21. Numa acepção estrita, a competência tributária é parcela da prerrogativa
legiferante dos sujeitos políticos, titularizada pelo Legislativo, no exercício de
sua função típica: mediante a observância do procedimento legislativo, introduz
de maneira inaugural enunciados prescritivos no sistema jurídico tributário. Já
sob um viés amplo, a competência tributária é a vocação de produzir
enunciados prescritivos titularizada não apenas pelo Legislativo, mas, também,
pelo Executivo e Judiciário, cumprindo e fazendo cumprir a lei.
Especificamente, importa-nos a atividade desenvolvida pelos órgãos que
compõem o Executivo, fundada numa competência tributária administrativa
para promover a incidência das normas primárias tributárias.
22. A competência fiscalizatória é uma das parcelas da extensa competência
tributária e consiste no específico labor de inserir no ordenamento jurídico
normas relacionadas à atividade fiscalizatória.
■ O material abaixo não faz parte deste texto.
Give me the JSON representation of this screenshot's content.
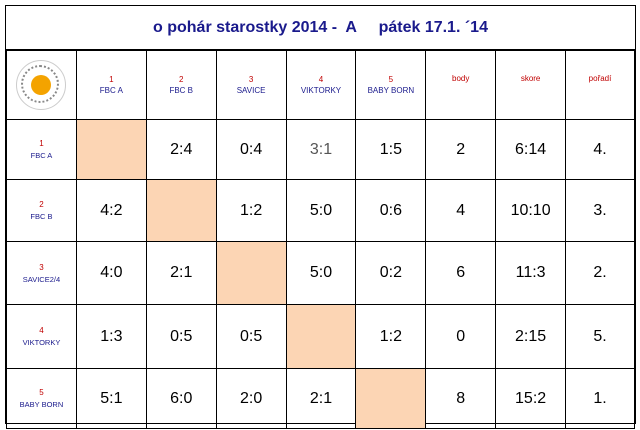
{
  "title": "o pohár starostky 2014 -  A     pátek 17.1. ´14",
  "logo": {
    "icon": "tournament-logo-icon"
  },
  "columns": [
    {
      "num": "1",
      "name": "FBC A"
    },
    {
      "num": "2",
      "name": "FBC B"
    },
    {
      "num": "3",
      "name": "SAVICE"
    },
    {
      "num": "4",
      "name": "VIKTORKY"
    },
    {
      "num": "5",
      "name": "BABY BORN"
    }
  ],
  "stat_headers": {
    "points": "body",
    "score": "skore",
    "rank": "pořadí"
  },
  "rows": [
    {
      "num": "1",
      "name": "FBC  A",
      "cells": [
        "",
        "2:4",
        "0:4",
        "3:1",
        "1:5"
      ],
      "points": "2",
      "score": "6:14",
      "rank": "4."
    },
    {
      "num": "2",
      "name": "FBC  B",
      "cells": [
        "4:2",
        "",
        "1:2",
        "5:0",
        "0:6"
      ],
      "points": "4",
      "score": "10:10",
      "rank": "3."
    },
    {
      "num": "3",
      "name": "SAVICE2/4",
      "cells": [
        "4:0",
        "2:1",
        "",
        "5:0",
        "0:2"
      ],
      "points": "6",
      "score": "11:3",
      "rank": "2."
    },
    {
      "num": "4",
      "name": "VIKTORKY",
      "cells": [
        "1:3",
        "0:5",
        "0:5",
        "",
        "1:2"
      ],
      "points": "0",
      "score": "2:15",
      "rank": "5."
    },
    {
      "num": "5",
      "name": "BABY BORN",
      "cells": [
        "5:1",
        "6:0",
        "2:0",
        "2:1",
        ""
      ],
      "points": "8",
      "score": "15:2",
      "rank": "1."
    }
  ],
  "colors": {
    "title": "#1a1a8c",
    "number": "#c00000",
    "diagonal": "#fcd5b4"
  }
}
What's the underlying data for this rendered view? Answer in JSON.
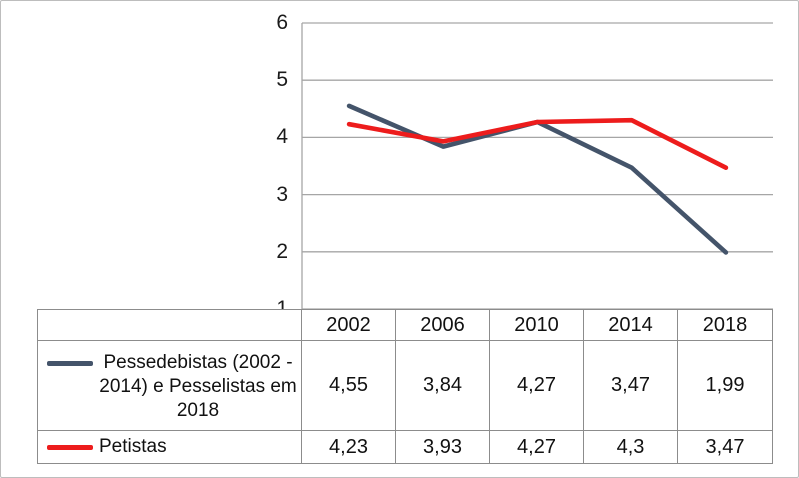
{
  "chart_data": {
    "type": "line",
    "title": "",
    "xlabel": "",
    "ylabel": "",
    "categories": [
      "2002",
      "2006",
      "2010",
      "2014",
      "2018"
    ],
    "series": [
      {
        "name": "Pessedebistas (2002 - 2014) e Pesselistas em 2018",
        "color": "#44546A",
        "values": [
          4.55,
          3.84,
          4.27,
          3.47,
          1.99
        ]
      },
      {
        "name": "Petistas",
        "color": "#ED1C1C",
        "values": [
          4.23,
          3.93,
          4.27,
          4.3,
          3.47
        ]
      }
    ],
    "ylim": [
      1,
      6
    ],
    "yticks": [
      6,
      5,
      4,
      3,
      2,
      1
    ],
    "grid": true,
    "legend_position": "data-table-left",
    "decimal_separator": ","
  },
  "colors": {
    "gridline": "#a6a6a6",
    "axis_line": "#a6a6a6",
    "table_border": "#8c8c8c",
    "outer_border": "#bdbdbd",
    "text": "#1a1a1a"
  }
}
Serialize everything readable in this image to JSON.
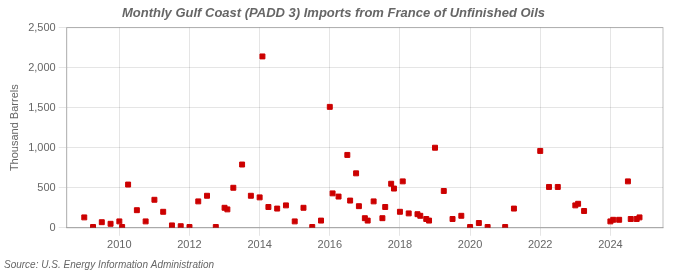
{
  "chart_data": {
    "type": "scatter",
    "title": "Monthly Gulf Coast (PADD 3) Imports from France of Unfinished Oils",
    "ylabel": "Thousand Barrels",
    "source": "Source: U.S. Energy Information Administration",
    "color": "#cc0000",
    "marker": "square",
    "grid": true,
    "xlim": [
      2008.5,
      2025.5
    ],
    "xticks": [
      2010,
      2012,
      2014,
      2016,
      2018,
      2020,
      2022,
      2024
    ],
    "ylim": [
      0,
      2500
    ],
    "yticks": [
      0,
      500,
      {
        "value": 1000,
        "label": "1,000"
      },
      {
        "value": 1500,
        "label": "1,500"
      },
      {
        "value": 2000,
        "label": "2,000"
      },
      {
        "value": 2500,
        "label": "2,500"
      }
    ],
    "x": [
      2009.0,
      2009.25,
      2009.5,
      2009.75,
      2010.0,
      2010.08,
      2010.25,
      2010.5,
      2010.75,
      2011.0,
      2011.25,
      2011.5,
      2011.75,
      2012.0,
      2012.25,
      2012.5,
      2012.75,
      2013.0,
      2013.08,
      2013.25,
      2013.5,
      2013.75,
      2014.0,
      2014.08,
      2014.25,
      2014.5,
      2014.75,
      2015.0,
      2015.25,
      2015.5,
      2015.75,
      2016.0,
      2016.08,
      2016.25,
      2016.5,
      2016.58,
      2016.75,
      2016.83,
      2017.0,
      2017.08,
      2017.25,
      2017.5,
      2017.58,
      2017.75,
      2017.83,
      2018.0,
      2018.08,
      2018.25,
      2018.5,
      2018.58,
      2018.75,
      2018.83,
      2019.0,
      2019.25,
      2019.5,
      2019.75,
      2020.0,
      2020.25,
      2020.5,
      2021.0,
      2021.25,
      2022.0,
      2022.25,
      2022.5,
      2023.0,
      2023.08,
      2023.25,
      2024.0,
      2024.08,
      2024.25,
      2024.5,
      2024.58,
      2024.75,
      2024.83
    ],
    "values": [
      130,
      10,
      70,
      50,
      80,
      10,
      540,
      220,
      80,
      350,
      200,
      30,
      20,
      10,
      330,
      400,
      10,
      250,
      230,
      500,
      790,
      400,
      380,
      2140,
      260,
      240,
      280,
      80,
      250,
      10,
      90,
      1510,
      430,
      390,
      910,
      340,
      680,
      270,
      120,
      90,
      330,
      120,
      260,
      550,
      490,
      200,
      580,
      180,
      170,
      150,
      110,
      90,
      1000,
      460,
      110,
      150,
      10,
      60,
      10,
      10,
      240,
      960,
      510,
      510,
      280,
      300,
      210,
      80,
      100,
      100,
      580,
      110,
      110,
      130
    ]
  }
}
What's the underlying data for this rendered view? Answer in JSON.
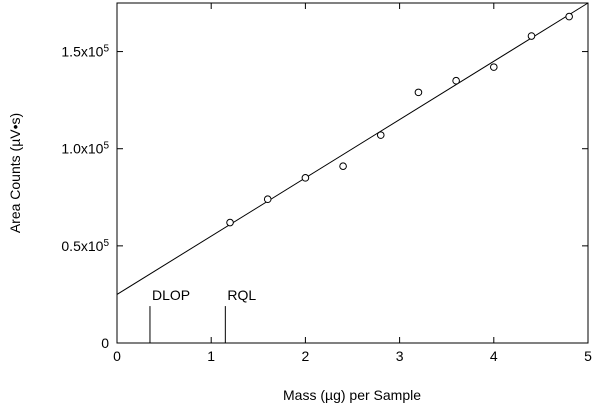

Essa competência fiscalizatória
é realizada por agentes públicos integrantes da categoria dos servidores
estatais, comumente chamados de agentes fiscais ou auditores fiscais, e é uma
vertente prática da polícia administrativa, pois o agente público estabelece os
lindes jurídicos da propriedade e da liberdade das pessoas, na medida em que,
em contato com os documentos que relatam as atividades dos particulares,
emite juízo valorativo acerca dos fatos, efetuando a subsunção da ideia do fato
à hipótese contida na regra-matriz de incidência tributária ou nas normas
primárias derivadas punitivas ou não punitivas. A finalidade última da
consecução desses atos é evidenciada numa obrigação de não fazer: não
perturbar os valores acolhidos pelo sistema normativo, mormente aquele
relacionado à provisão de recursos ao Estado para a gestão da res publica.
161
23. Sob a ótica da atividade fiscalizatória, enquanto procedimento que
precede a expedição de uma norma individual e concreta que constitui o crédito
tributário ou a sanção administrativa, ou homologa a atividade do particular,
não há falar-se em discricionariedade da Administração: construído o juízo do
fato, é obrigatória a incidência e aplicação da norma tributária. Isso porque os
sujeitos que realizam a fiscalização não podem dispor do interesse público e
estão adstritos à observância do princípio da legalidade.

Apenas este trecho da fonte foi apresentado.